I copied the recipe onto a piece of paper around that time, carried it with me as I moved around, then eventually started making the muffins from memory. As years passed I wondered if I had drifted too far from the original. Did it really have two cups of brown sugar and two cups of milk? Was it two cups of everything? Unsure and worried about the excessive sweetness, I tried to cut back on the brown sugar. I halved it and substituted with other sweeteners. The result? Instead of caramelized crispness I got a gooey, damp surface. It was an edible and nourishing muffin, but an entirely different experience. I needed to see the original recipe, to go back to the source.
This week I made the recipe, verbatim, and the truth became clear: it was submitted to that little cookbook as a snack for hungry swimmers, but really, these muffins are little spheres of rich cake, studded with oatmeal for texture and endurance. They were the most loved recipe from the book.
The method begins by sifting the dry ingredients and in a separate bowl, mixing the wet. When the two are stirred together, the baking powder is activated by the liquid, producing carbon dioxide gas dancing throughout the batter. If you leave the batter for a few minutes, it will thicken and bubble away. It’s sweet, milky science, worth making when you’re in need.
Let me know how it goes.
Oatmeal Chocolate Chip or Butterscotch Chip Muffins
2 cups flour
2 tablespoons baking powder
1 teaspoon salt
2 cups rolled oats
2 cups brown sugar
2 eggs
2 cups milk
½ cup vegetable oil
2 teaspoons vanilla
2 cups of chocolate or butterscotch chips
Sift the dry ingredients together. Beat the wet ingredients together and add the chocolate or butterscotch chips. Add the wet mixture to the dry mixture; pour batter into greased muffin tins and bake at 400F / 200C for 15 minutes, or until tops are nicely browned and muffins are cooked through.

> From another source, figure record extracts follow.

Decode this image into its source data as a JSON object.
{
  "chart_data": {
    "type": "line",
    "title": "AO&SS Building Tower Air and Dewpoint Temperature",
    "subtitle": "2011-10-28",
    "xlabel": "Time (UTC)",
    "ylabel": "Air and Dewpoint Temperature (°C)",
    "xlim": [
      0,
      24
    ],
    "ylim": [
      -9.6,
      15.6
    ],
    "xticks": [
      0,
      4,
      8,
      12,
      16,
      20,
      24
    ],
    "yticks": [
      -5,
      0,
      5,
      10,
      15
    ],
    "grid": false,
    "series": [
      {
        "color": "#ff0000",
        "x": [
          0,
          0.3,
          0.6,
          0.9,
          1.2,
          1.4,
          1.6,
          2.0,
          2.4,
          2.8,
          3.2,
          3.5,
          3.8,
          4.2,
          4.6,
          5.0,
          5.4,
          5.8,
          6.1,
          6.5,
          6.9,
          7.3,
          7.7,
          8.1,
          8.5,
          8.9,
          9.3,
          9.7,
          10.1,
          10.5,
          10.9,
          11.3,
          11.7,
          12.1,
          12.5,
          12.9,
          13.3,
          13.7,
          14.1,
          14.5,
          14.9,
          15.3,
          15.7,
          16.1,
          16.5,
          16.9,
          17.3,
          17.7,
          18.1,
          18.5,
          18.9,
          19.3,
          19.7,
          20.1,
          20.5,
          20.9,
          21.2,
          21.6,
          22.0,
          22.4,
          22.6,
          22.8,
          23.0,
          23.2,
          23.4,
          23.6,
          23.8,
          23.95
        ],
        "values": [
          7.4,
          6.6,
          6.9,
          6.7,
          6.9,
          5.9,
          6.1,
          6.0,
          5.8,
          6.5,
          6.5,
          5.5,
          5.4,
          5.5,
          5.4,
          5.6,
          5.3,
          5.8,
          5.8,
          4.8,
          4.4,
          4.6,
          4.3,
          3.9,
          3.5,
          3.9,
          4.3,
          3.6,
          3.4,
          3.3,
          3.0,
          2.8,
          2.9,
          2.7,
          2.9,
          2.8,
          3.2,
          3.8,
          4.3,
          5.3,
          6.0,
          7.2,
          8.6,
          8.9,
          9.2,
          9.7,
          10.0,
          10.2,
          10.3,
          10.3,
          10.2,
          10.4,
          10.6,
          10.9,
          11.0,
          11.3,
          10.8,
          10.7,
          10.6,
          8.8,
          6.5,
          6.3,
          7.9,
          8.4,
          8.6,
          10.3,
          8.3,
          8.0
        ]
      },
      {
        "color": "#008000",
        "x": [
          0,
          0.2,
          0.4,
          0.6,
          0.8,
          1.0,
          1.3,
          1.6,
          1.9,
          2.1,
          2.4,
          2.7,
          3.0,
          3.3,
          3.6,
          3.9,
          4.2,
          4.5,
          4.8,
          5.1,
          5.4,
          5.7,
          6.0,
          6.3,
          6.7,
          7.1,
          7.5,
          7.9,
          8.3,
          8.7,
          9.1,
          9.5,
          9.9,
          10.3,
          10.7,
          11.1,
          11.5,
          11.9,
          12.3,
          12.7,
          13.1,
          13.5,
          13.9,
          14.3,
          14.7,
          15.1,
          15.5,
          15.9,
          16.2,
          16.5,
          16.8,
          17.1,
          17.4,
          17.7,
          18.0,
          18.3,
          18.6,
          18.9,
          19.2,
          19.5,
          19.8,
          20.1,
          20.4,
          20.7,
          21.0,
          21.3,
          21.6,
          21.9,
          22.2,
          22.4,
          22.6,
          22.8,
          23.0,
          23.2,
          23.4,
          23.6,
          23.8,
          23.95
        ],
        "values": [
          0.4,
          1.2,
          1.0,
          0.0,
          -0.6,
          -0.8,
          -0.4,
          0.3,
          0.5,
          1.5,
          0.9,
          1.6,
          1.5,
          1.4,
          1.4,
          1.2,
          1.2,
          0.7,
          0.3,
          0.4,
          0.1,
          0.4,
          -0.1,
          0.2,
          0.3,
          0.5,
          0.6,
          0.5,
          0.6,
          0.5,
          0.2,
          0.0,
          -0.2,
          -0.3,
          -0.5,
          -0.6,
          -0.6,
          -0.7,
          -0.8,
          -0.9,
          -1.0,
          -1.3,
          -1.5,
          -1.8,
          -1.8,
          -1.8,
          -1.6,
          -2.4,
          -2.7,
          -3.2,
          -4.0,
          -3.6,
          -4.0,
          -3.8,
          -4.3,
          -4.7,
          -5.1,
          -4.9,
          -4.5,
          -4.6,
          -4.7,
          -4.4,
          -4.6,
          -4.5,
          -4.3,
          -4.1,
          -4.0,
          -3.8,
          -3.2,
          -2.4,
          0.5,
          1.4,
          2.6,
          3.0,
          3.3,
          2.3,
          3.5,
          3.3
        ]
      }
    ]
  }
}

I was not a Trojan swimmer. I wanted to be, but practices were twice a day, five days a week, and my mom wondered, who would want to do that? So I ended up synchronized swimming a few mornings a week and Sunday afternoons. I can still eggbeater indefinitely, and we got the cookbook anyway. It was the right choice.
Ooohhh yes!! Just the recipe I need. Thanks for sharing it with us, Lindsay. They sound wonderfully delicious x
Definitely going to try these but wondering how they might turn out if I substituted the chocolate for fruit or nuts?